Supply chain digitization means greater control of how deliveries are made, with managers of the supply chain able to make more informed decisions based on sustainable credentials. However, visibility is a major concern. A recent study found that almost four out of ten businesses listed low data quality as the main obstacle in their supply chain to addressing environmental concerns.
Just as digital solutions could promise a double dividend for supply chains, allowing sustainable development, while growing productivity and reducing waste, there is an inadequate improvement of data on its own.

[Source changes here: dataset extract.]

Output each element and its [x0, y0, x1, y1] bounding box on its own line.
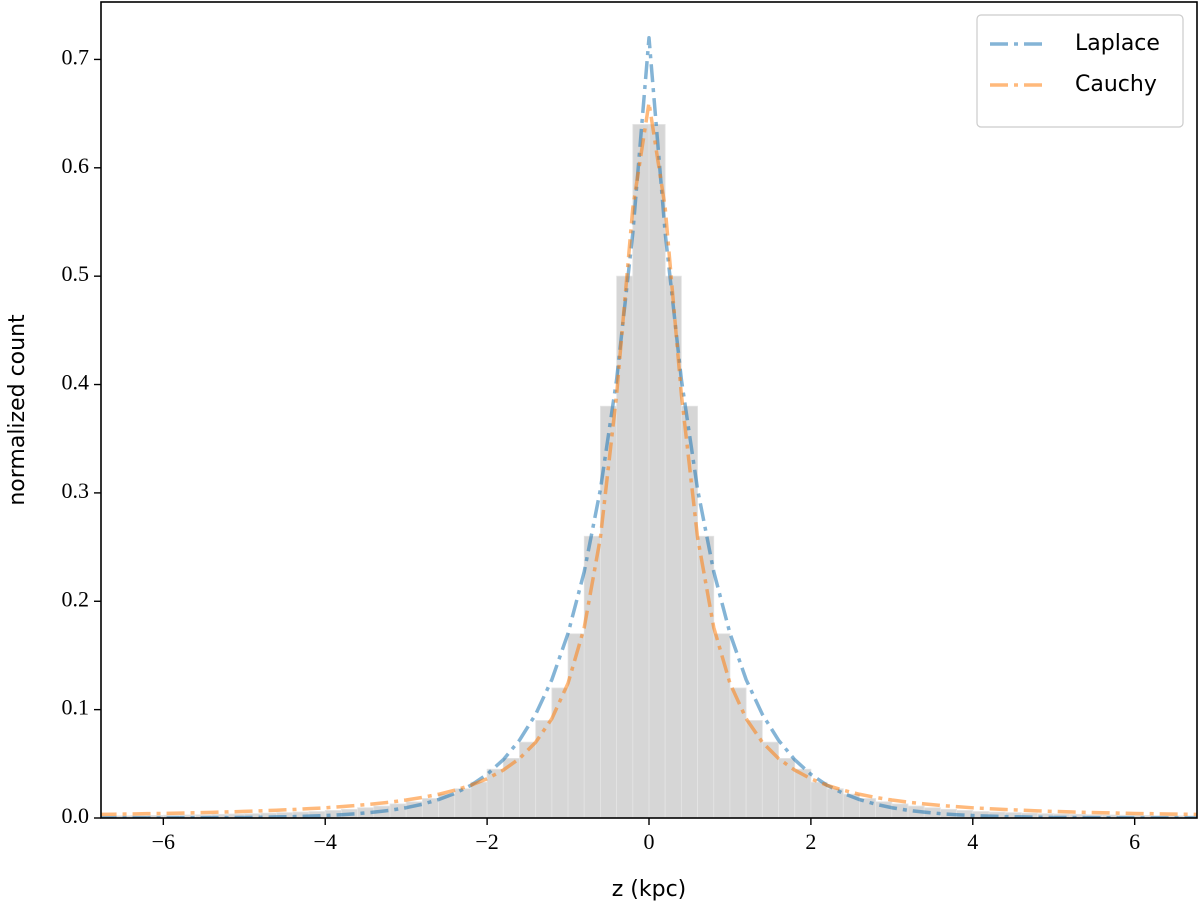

Questions remain about the value of information, plus the expense of gathering and processing it. To optimize efficiencies, understand pros and cons, we live with a slogan for specific, up-to-date, and complex data, but we are blinded to how this impacts or trickles down to true sustainability.
Ultimately, the only true reset is circular, for sustainability to be regenerative, where the climate and local ecosystem are improved, not destroyed. The pursuit of productivity has been forcing durability out of supply chains over recent decades.
In the form of unprecedented disruptions, COVID-19 has been a considerable boon bringing the industry forward to face challenges giving rise to the scope of innovations. The supply chains have exhibited great resilience to these demanding circumstances due to the pandemic. It is undetermined as to when will the world have the pandemic eradicated, however, it is quite certain that it’s aftermath is going to be drastic and bring yet more challenging situations for the supply chain market. However, looking at the current agility of the industry, it can be predicted that the industry will continue to thrive with its constant focus on innovations and effective solutions.